La vive satisfaction que Corentin éprouvait suite au revirement de Charline se teintait néanmoins d’inquiétude. Les ombres qu’il avait couchées sur le papier lui avaient paru menaçantes ; il ignorait la méthode à employer pour les faire disparaître. Pourtant, il n’avait guère le choix. Comme l’avait déclaré la jeune fille, il devait réussir un second exorcisme afin de sauver son amie.
Quand son professeur de mathématique débuta la leçon consacrée aux fonctions, il ne put s’empêcher de fixer le tableau. Aux explications de monsieur Joly se superposaient celles de Fabrice et, pour la première fois depuis septembre, elles lui parurent limpides.

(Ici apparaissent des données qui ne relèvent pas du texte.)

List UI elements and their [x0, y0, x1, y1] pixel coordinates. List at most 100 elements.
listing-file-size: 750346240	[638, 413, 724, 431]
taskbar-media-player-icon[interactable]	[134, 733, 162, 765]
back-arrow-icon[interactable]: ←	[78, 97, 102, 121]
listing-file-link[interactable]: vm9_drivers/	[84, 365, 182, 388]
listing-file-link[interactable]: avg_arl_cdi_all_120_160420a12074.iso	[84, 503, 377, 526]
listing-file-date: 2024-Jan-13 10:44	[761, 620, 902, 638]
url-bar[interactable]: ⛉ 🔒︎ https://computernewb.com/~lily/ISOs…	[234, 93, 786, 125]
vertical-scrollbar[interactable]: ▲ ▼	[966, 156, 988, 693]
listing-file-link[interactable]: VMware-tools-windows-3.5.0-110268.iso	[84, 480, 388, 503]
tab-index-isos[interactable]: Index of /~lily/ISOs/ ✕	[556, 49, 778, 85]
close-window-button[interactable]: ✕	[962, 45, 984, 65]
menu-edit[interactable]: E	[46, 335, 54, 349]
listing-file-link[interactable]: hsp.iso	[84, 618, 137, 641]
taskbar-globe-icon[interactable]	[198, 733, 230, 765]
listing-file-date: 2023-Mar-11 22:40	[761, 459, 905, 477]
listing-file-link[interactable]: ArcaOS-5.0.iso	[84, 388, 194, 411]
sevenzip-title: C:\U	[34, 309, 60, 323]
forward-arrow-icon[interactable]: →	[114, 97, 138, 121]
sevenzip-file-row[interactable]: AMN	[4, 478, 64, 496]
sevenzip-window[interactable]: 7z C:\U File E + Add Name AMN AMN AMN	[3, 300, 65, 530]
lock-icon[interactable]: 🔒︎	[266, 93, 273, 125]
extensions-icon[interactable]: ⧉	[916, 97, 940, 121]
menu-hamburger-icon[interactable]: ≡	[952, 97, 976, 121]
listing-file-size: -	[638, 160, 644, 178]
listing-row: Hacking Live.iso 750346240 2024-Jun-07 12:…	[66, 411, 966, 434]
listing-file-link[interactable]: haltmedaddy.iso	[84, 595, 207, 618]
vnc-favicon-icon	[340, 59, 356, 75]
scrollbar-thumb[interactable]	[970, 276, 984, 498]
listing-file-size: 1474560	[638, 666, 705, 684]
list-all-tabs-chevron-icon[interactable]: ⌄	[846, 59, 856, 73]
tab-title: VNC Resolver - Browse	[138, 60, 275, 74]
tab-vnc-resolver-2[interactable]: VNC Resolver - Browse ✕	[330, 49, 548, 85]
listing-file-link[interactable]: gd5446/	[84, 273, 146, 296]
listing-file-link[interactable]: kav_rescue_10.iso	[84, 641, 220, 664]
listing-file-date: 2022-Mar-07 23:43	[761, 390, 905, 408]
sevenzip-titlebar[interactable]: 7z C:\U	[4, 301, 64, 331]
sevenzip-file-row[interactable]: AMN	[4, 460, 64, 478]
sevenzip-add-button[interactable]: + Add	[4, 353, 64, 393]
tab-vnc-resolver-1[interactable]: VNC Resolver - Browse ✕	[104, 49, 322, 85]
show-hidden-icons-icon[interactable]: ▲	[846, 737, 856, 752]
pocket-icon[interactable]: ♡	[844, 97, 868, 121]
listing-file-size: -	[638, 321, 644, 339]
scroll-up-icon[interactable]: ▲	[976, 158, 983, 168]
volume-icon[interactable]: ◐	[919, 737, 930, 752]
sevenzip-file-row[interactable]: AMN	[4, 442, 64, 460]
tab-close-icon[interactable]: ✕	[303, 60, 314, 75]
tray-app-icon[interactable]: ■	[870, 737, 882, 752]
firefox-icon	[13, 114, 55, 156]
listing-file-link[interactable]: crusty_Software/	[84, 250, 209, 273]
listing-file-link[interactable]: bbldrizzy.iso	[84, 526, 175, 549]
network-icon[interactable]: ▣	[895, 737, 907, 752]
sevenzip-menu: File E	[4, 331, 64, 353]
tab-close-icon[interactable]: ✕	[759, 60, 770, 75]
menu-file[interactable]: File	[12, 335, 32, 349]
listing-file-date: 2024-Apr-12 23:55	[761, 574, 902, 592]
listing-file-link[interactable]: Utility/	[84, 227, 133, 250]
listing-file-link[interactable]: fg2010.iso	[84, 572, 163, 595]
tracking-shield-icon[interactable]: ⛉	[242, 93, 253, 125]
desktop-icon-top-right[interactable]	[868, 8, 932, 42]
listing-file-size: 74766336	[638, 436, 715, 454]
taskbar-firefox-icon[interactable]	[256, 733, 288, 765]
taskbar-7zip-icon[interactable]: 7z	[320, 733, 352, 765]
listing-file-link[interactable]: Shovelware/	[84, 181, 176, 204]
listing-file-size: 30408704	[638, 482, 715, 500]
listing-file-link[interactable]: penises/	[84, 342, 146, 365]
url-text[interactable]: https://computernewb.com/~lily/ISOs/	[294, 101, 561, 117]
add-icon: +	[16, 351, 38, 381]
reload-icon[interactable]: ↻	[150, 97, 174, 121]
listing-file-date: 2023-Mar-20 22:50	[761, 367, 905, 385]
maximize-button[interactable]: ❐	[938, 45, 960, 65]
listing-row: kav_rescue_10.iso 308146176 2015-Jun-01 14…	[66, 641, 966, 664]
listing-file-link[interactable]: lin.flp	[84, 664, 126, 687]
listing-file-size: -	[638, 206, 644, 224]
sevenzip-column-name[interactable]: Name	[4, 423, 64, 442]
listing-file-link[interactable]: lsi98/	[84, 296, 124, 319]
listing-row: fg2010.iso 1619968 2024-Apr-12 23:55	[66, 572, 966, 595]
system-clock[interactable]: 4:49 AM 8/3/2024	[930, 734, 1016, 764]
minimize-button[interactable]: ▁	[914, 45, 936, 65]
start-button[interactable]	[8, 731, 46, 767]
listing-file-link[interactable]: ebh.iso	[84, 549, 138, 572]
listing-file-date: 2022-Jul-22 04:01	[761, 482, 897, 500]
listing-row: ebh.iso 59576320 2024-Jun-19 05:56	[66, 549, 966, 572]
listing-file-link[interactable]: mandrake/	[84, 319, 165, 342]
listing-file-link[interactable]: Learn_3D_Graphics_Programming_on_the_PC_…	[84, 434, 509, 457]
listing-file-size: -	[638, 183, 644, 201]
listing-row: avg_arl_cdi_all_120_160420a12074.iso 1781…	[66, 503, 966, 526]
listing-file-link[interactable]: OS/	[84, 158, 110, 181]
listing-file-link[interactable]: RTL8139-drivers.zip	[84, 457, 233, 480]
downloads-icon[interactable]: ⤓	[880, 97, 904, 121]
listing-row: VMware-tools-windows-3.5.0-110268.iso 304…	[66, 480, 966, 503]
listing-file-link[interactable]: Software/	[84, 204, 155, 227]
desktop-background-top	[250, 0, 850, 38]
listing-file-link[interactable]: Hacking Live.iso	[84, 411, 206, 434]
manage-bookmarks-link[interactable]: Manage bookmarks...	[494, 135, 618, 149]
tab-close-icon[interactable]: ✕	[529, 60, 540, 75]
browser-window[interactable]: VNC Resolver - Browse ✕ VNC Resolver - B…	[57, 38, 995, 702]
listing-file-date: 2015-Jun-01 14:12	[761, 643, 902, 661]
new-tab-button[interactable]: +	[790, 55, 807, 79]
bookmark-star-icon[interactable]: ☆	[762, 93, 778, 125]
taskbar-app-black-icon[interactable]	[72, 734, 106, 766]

Il s’efforça de compléter ses connaissances, puis de résoudre les exemples.
Ce cours se déroula à une vitesse peu commune, mais les suivants retrouvèrent un rythme ennuyeux.
Au fur et à mesure de l’avancée de la journée, une impression désagréable envahit Corentin. Ce malaise était trop diffus pour lui apporter davantage qu’un sentiment lugubre. Pendant son cours de français, il essaya en vain de mettre des traits sur ce qu’il percevait de façon indistincte. Hélas, il n’obtint qu’un fatras de lignes qu’il réussit à transformer en un dragon, à la joie d’Aurélien qui récupéra le dessin.
La dernière heure de la journée fut la pire. Son pressentiment s’accentuait, tout en restant hors de portée. Des frissons parcouraient sa peau comme des arcs électriques, hérissant tous les poils de son corps. Son crâne lui semblait s’alourdir de minute en minute et il finit par demander à son professeur la permission de se rendre à l’infirmerie.
Il devait avoir l’air véritablement malade, car Aurélien fut prié de l’accompagner. Ce dernier porta même son sac, tellement l’adolescent paraissait à bout de force. Ne sachant que faire de lui, l’infirmière lui ordonna de s’allonger.
– Si tu es malade, dit-elle, il vaut mieux que tes parents viennent te chercher.
– Je peux rentrer en bus.
– Je refuse de te laisser partir, si tu dois t’évanouir dès que tu auras fait un pas dehors. Maintenant, repose-toi !
La femme referma le rideau. Le claquement de ses talons sur le sol carrelé l’accompagna jusqu’à son bureau. Les pages du carnet de correspondance tournées sans précaution crissèrent, puis une conversation étouffée suivit le cliquetis des touches du téléphone.
L’infirmière revint le prévenir que sa tante viendrait le chercher. Elle lui proposa ensuite un cachet d’aspirine et un verre d’eau qu’il accepta sans conviction.